Kittel has gone beyond simply building recycled homes for his Tiny Texas Houses prefab company. He leads salvage mining expeditions showing people how to dismantle dilapidated houses and barns (he offers a dvd explaining how to obtain salvage rights and to deconstruct, load and transport materials). He also offers salvage building seminars to show people how to build several small homes from one they’ve salvaged.
Pure Salvage village
Kittel has started a tiny home community on his land in Luling, Texas to embracing what he calls Pure Salvage Living. Right now he offers the homes as rentals so people can experience a “truly organic house” (To avoid taxes, the guests are technically participating in a survey). Some of the homes are being lived in longer term by employees and interns and the compound has a community kitchen and bath house.
Kittel describes his own home, “Temple Tantra”, as a very large “gypsy caravan”. It’s off-grid and the test site for the experiments in self-sufficiency he hopes to adopt by his village(s). There’s a buried shipping container under his backyard where he’s planning to grow vegetables year-round.
Underground fish farming and cave living
He’s also dug “four million years” beneath his home in search of fresh water and living space. He’s supported this huge underground world with salvaged railroad ties. At the bottom of main cave lies a pool of water where Kittel hopes to practice fish farming and access drinking water if necessary.

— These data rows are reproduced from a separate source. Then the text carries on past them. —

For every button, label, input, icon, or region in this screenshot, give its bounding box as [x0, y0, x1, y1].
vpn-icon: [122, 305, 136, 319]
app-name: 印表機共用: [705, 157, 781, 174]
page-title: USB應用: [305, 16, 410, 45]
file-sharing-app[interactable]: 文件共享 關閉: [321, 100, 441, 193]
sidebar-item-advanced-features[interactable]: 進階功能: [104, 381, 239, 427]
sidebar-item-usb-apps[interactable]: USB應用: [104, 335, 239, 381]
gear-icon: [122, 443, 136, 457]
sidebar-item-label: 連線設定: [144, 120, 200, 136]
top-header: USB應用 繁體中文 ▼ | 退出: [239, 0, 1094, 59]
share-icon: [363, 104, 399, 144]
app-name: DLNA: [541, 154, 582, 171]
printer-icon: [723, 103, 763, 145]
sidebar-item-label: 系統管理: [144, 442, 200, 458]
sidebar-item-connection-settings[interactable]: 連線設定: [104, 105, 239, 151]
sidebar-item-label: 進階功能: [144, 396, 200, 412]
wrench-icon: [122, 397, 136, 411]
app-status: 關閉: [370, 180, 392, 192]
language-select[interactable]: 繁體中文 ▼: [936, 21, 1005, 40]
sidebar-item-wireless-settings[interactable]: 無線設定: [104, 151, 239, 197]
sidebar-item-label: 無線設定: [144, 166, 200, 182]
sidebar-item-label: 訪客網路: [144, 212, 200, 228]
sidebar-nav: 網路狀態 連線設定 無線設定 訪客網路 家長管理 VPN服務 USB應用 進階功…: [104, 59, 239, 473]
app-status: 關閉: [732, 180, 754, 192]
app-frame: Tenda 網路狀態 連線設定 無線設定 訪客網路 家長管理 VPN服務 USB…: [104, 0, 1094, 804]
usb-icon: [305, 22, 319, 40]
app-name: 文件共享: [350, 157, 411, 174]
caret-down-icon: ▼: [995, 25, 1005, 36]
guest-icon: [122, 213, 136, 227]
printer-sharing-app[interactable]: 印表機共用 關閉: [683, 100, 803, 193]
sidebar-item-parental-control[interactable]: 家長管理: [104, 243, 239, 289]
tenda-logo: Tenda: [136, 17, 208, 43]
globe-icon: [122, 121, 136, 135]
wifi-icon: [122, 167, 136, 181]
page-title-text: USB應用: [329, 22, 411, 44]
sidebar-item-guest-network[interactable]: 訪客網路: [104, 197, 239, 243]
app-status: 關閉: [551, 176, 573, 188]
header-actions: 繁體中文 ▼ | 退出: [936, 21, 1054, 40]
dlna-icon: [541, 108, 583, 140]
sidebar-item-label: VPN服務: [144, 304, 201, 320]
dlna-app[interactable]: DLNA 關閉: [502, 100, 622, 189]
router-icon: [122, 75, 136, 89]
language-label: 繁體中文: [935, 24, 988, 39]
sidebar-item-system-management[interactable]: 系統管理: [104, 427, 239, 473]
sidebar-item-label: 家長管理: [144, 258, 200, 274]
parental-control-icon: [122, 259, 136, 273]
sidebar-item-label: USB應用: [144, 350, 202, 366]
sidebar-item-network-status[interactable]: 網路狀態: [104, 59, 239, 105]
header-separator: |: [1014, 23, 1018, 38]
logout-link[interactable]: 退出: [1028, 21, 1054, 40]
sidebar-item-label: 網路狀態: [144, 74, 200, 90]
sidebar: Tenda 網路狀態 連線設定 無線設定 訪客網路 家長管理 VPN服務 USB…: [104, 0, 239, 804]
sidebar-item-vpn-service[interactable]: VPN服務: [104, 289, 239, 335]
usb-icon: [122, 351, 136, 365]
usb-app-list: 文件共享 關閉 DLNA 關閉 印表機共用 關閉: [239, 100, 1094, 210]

There are also caves down here that could be used as living spaces. Kittel has already occupied one (directly beneath his home) using an old RV (it was craned in before his home was built). He can access it through a trap door beneath his home and currently he uses it for solitude, but he sees its potential for underground living.
Lean urbanism
Kittel also hopes his village, or villages, will become completely independent from zoning and regulations by voting to become independent towns (something he says it fairly simple in Texas).